Hubby is building a boat.
Not a narrow boat like we used to have, but a model boat to play with putter on the park lake, which is naturally, a boating lake. We shall ignore the ‘Privately owned boats not permitted’ sign of course. It’s only a little boat, not a cruiser or rowing boat.
He’s having fun, and my kitchen cupboard of tinned merchandise is coming into its own as weights on the wood to assist the sticking process. We have a tower of potatoes and soup at the moment. Yeah I know, some people play with Lego.
Hubby has made boats before. His last model was called Love a Duck, and the one before that Kissy Kissy. They were both excellent responders to his gadgetry and remote controls.
In our third home (the semi with the neighbours’ relatives from hell), we had a garage and Hubby did a Gibbs (well, sort of as we didn’t have a basement).
Mark Harmon, aka Leroy Jethro Gibbs from NCIS, was sexy as a young man, but today?
I drool. Blue eyes have always done that for me and Pam Dawber is a lucky lady.
But I digress (and drool). Ahem………… to continue.
Yes, Hubby built a real life, real size, we-can-sit-in-it, sail-in-it boat way back in 1997.
He was happy and content to be working on his boat in the garage, and yes, we were able to get it out when it was finally finished.
Sadly that was as far as it got………. out of the garage………….. as it was never launched.
We could never afford to buy an engine for it as it would have cost more than the materials for making it, and we’d have had fun and games getting it to water as we both drove Yugos at the time, and neither had a tow bar.
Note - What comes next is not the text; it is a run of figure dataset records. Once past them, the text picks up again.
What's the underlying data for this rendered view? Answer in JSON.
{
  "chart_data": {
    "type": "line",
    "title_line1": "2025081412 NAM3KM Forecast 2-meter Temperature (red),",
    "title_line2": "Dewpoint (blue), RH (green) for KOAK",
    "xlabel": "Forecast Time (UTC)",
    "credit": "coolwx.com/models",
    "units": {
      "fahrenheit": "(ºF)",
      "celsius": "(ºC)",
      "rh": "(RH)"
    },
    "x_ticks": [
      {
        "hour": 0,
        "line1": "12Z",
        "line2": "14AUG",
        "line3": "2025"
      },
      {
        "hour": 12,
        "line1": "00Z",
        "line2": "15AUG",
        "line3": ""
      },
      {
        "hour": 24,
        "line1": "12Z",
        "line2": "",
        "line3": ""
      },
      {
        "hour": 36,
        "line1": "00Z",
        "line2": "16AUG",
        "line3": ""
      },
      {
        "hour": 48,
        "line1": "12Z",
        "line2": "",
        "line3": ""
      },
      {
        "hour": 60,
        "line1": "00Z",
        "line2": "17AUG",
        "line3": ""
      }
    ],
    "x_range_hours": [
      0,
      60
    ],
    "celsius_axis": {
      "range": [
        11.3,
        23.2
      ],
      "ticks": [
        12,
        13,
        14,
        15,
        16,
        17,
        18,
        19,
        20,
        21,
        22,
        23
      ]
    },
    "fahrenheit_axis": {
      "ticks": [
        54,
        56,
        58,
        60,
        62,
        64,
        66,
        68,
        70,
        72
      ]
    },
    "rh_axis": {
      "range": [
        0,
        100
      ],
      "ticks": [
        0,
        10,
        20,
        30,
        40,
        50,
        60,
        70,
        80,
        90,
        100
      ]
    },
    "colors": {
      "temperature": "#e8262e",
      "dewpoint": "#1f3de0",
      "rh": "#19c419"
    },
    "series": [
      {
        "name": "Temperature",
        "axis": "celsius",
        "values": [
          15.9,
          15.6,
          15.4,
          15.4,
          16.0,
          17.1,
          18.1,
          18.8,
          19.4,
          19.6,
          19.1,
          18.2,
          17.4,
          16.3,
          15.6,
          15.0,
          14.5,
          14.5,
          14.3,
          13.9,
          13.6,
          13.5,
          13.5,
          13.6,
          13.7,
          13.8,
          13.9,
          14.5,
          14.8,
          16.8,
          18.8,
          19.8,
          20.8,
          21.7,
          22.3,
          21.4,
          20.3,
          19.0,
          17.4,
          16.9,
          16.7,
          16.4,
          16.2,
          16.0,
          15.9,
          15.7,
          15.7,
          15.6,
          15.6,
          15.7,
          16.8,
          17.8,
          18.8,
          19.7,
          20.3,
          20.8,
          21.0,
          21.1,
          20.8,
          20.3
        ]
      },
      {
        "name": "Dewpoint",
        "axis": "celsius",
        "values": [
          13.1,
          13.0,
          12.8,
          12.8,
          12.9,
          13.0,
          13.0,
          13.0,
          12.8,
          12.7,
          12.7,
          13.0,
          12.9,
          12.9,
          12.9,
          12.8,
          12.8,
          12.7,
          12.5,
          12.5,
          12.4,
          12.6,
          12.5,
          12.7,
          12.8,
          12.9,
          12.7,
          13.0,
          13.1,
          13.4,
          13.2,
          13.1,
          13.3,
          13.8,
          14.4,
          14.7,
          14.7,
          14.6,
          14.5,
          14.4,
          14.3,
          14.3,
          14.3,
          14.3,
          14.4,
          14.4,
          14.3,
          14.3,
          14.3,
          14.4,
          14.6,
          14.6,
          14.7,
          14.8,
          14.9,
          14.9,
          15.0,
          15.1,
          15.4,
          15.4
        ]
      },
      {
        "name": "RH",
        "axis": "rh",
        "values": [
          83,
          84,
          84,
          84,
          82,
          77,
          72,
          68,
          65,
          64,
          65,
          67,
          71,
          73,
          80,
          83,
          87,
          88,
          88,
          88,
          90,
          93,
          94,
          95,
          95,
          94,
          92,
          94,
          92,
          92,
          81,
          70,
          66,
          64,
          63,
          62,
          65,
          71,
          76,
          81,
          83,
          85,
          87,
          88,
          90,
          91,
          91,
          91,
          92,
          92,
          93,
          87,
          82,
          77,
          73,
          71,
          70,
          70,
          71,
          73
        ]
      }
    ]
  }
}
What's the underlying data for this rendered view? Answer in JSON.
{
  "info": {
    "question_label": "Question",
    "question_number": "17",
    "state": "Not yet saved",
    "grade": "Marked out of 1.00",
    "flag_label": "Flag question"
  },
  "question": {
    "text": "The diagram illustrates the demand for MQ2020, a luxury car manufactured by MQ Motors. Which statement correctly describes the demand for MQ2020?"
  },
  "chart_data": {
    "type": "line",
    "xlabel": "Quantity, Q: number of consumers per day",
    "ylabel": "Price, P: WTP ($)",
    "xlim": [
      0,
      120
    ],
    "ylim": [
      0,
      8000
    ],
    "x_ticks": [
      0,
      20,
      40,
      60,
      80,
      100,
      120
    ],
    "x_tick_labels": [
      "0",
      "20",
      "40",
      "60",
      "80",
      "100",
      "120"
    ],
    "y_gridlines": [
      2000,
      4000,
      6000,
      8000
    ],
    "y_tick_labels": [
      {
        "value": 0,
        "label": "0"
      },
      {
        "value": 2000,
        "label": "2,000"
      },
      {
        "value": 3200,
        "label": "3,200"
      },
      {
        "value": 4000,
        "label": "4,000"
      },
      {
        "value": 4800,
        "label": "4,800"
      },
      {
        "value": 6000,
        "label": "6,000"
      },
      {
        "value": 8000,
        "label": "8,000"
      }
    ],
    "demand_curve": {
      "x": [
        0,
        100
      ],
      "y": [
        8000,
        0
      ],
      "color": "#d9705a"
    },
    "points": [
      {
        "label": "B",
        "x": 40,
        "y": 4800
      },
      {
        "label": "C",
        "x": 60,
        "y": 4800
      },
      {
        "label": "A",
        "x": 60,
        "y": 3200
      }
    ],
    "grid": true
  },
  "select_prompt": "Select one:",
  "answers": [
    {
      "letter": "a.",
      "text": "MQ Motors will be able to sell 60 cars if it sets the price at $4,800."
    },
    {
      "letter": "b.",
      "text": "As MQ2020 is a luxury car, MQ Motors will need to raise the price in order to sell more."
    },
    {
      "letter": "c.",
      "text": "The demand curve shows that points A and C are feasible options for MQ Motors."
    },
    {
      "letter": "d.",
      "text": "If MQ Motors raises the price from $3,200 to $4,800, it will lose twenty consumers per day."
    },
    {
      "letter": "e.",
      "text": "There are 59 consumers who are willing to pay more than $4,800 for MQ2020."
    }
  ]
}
Could have put it on the roof I suppose. We’d transported a flat pack pine bed frame (under training fire engine look-a-like) and an erected dog kennel as it was the last in the shop (under training camper van) before.
When we moved to the bungalow in 1998, the boat came too, much to the amusement of the furniture removal crew. For years it stood on its helm end and made a lovely shelving unit in the garden for pot plants.
Note:
When we were staying with MSM, we were watching an American TV show about tree houses and one had a canoe turned on its end which was used as a bookcase inside.
Knew we should have patented the idea.